Community Board 6 was split over a resolution that would have called on the owner of the Rivergate apartment complex at 401 E. 34th St. to go through a Uniform Land Use Review Procedure (ULURP) in order to build its retail building on a corner of the park.
While some thought the project needed to go through more rigorous review because the developer had promised to keep it a public space, others say a 33-year-old agreement with the city gives the developer the right to convert some of the space into retail use.
The uniform land-use review process, or ULURP, is required for any owner wishing to change the use of publicly owned land, and requires plans to be approved by the community board, City Planning department and City Council.
After initially planning a resolution that would push UDR, the owner of Rivergate, to go through this process, the board decided it couldn’t because Slifka Park is not city land, according to a Department of City Planning spokesman.
Ultimately, CB6 voted 17-11 against the resolution.
If the plan gets final approval, UDR’s new building would go up on the northwest corner of the park at First Avenue and East 35th Street, and the project will revamp the entire park in the process — installing a new dog run and an artificial turf field, according to an early version of the project’s application.
The construction will result in the temporary closure of the park.
The owner of Rivergate is required to maintain the public space on the property through a deal made in 1982 between the original developer and the city that led to the creation of Slifka Park.
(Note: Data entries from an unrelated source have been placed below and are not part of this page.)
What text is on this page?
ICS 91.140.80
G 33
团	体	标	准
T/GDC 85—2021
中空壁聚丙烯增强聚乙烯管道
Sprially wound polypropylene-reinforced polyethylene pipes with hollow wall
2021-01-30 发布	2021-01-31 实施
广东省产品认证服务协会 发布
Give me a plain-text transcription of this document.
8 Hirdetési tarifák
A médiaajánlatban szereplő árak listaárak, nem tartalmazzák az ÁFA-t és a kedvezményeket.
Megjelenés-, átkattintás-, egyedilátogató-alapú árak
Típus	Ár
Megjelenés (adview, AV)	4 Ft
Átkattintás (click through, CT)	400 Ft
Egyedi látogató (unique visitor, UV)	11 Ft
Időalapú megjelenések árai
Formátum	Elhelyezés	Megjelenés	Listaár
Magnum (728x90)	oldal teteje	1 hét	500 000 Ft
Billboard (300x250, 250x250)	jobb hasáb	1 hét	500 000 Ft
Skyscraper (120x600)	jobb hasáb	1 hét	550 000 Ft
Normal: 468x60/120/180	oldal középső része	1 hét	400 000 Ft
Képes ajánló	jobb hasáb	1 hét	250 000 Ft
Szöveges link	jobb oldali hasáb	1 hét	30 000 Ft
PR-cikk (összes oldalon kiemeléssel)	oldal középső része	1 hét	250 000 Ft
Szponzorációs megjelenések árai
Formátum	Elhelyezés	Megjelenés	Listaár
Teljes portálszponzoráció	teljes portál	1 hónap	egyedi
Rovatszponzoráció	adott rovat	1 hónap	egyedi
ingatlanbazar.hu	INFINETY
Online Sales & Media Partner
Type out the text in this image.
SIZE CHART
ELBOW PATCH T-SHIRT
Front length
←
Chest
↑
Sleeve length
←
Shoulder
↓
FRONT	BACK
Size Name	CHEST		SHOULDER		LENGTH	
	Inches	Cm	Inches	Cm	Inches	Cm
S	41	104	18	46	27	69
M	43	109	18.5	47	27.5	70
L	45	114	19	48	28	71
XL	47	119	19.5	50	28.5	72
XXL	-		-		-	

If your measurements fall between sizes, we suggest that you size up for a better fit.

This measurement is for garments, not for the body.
But the developer built the park larger than was required, which gives UDR leeway to revert some of it to private use.
UDR originally brought its plans before the Community Board last year but after the board opposed the plan, the Department of City Planning ordered the firm to consult at greater length with community stakeholders.
After a back-and-forth in which Community Board members asked UDR to minimize the loss of open space, the company eventually redrew its plans and reduced the planned retail building from 4,000 to 2,000 square feet, according to Terence O’Neal, chair of the board’s Land Use and Waterfront Committee.
“Our prime concern was the loss of open space on the site due to a planned retail building shown in the first design,” O’Neal told DNAinfo in an email. “While we did not get what we wanted, the majority of CB6 agrees that the compromise (reduction in area of the proposed retail building) is much better than denying the community the improvements really needed for this plaza.”
The company submitted its revised plan to the department in July, and the agency signed off on them, a spokesman said. The plan must now get approval from the Department of Buildings.